F&F Tower is a 233 meters tall twisting office building located in Panama City, Panama. The tower dramatically twists about 360 degrees and has become an iconic presence in the Panama City Skyline.
The spiral form of Panama City’s F&F Tower began as a purely theoretical experiment in the offices of Pinzon Lozano & Asociados Arquitectos. Although not originally intended for actual construction, the concept caught the eye of a potential client which subsequently teamed with Pinzon Lozano to develop it into a practical design. The result is 52 floors twisted into a helix around a concrete core, the skewed alignments of which allow for four small office balconies at each level. 39 of the upper floors each rotate at an angle of 9 degrees. The floors at the top of the skyscraper gradually shrink toward the base of the spire that crowns the whole building.
The tower is clad is glass that emits a green-blue hue giving it an almost emerald like quality in the sunlight. This plays beautifully with the coastal nature of the city itself, showcasing a relationship between the build and the unbuilt.

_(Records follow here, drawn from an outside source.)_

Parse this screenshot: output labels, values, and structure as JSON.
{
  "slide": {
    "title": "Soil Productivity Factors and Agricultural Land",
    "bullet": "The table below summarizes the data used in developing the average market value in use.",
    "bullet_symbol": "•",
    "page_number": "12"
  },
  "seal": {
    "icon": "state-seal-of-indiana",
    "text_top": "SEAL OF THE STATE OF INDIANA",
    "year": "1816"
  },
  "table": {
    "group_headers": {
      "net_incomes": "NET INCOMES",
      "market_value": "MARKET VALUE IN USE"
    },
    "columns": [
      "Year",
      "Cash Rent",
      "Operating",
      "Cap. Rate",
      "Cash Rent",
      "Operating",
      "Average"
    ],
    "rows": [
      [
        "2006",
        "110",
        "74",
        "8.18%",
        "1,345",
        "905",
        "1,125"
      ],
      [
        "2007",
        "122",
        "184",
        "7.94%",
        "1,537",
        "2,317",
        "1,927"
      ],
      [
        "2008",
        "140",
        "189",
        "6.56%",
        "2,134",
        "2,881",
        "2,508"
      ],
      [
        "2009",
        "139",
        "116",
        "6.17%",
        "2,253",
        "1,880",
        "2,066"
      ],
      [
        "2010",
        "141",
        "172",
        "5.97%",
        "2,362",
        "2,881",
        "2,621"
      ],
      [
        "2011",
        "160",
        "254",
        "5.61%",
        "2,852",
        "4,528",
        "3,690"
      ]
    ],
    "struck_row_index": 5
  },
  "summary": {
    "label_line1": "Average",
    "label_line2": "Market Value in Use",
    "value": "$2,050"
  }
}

The tower has however been the subject of a mixed reception, as many look unfavourably upon its screw like form, something that has earned it the nickname ‘El Tornillo’, and as a significant amount of the office space remains unused.
The official start of the construction began in 2008 and the striking design developed in spite of two major constraints: a relatively small site in the city’s banking district and a strict budget of $50 million USD. A neighboring gas station with underground wells had to be accommodated in the tower’s foundations, while its above-ground bulk was initially hampered by setback requirements. Despite these challenges, the glass-wrapped helix was completed in 2012. The tower is 243 meters tall (797 feet), with total area space of 60,759 square meters (653,939 square foot), allocated on 52 floors (plus 4 floors underground).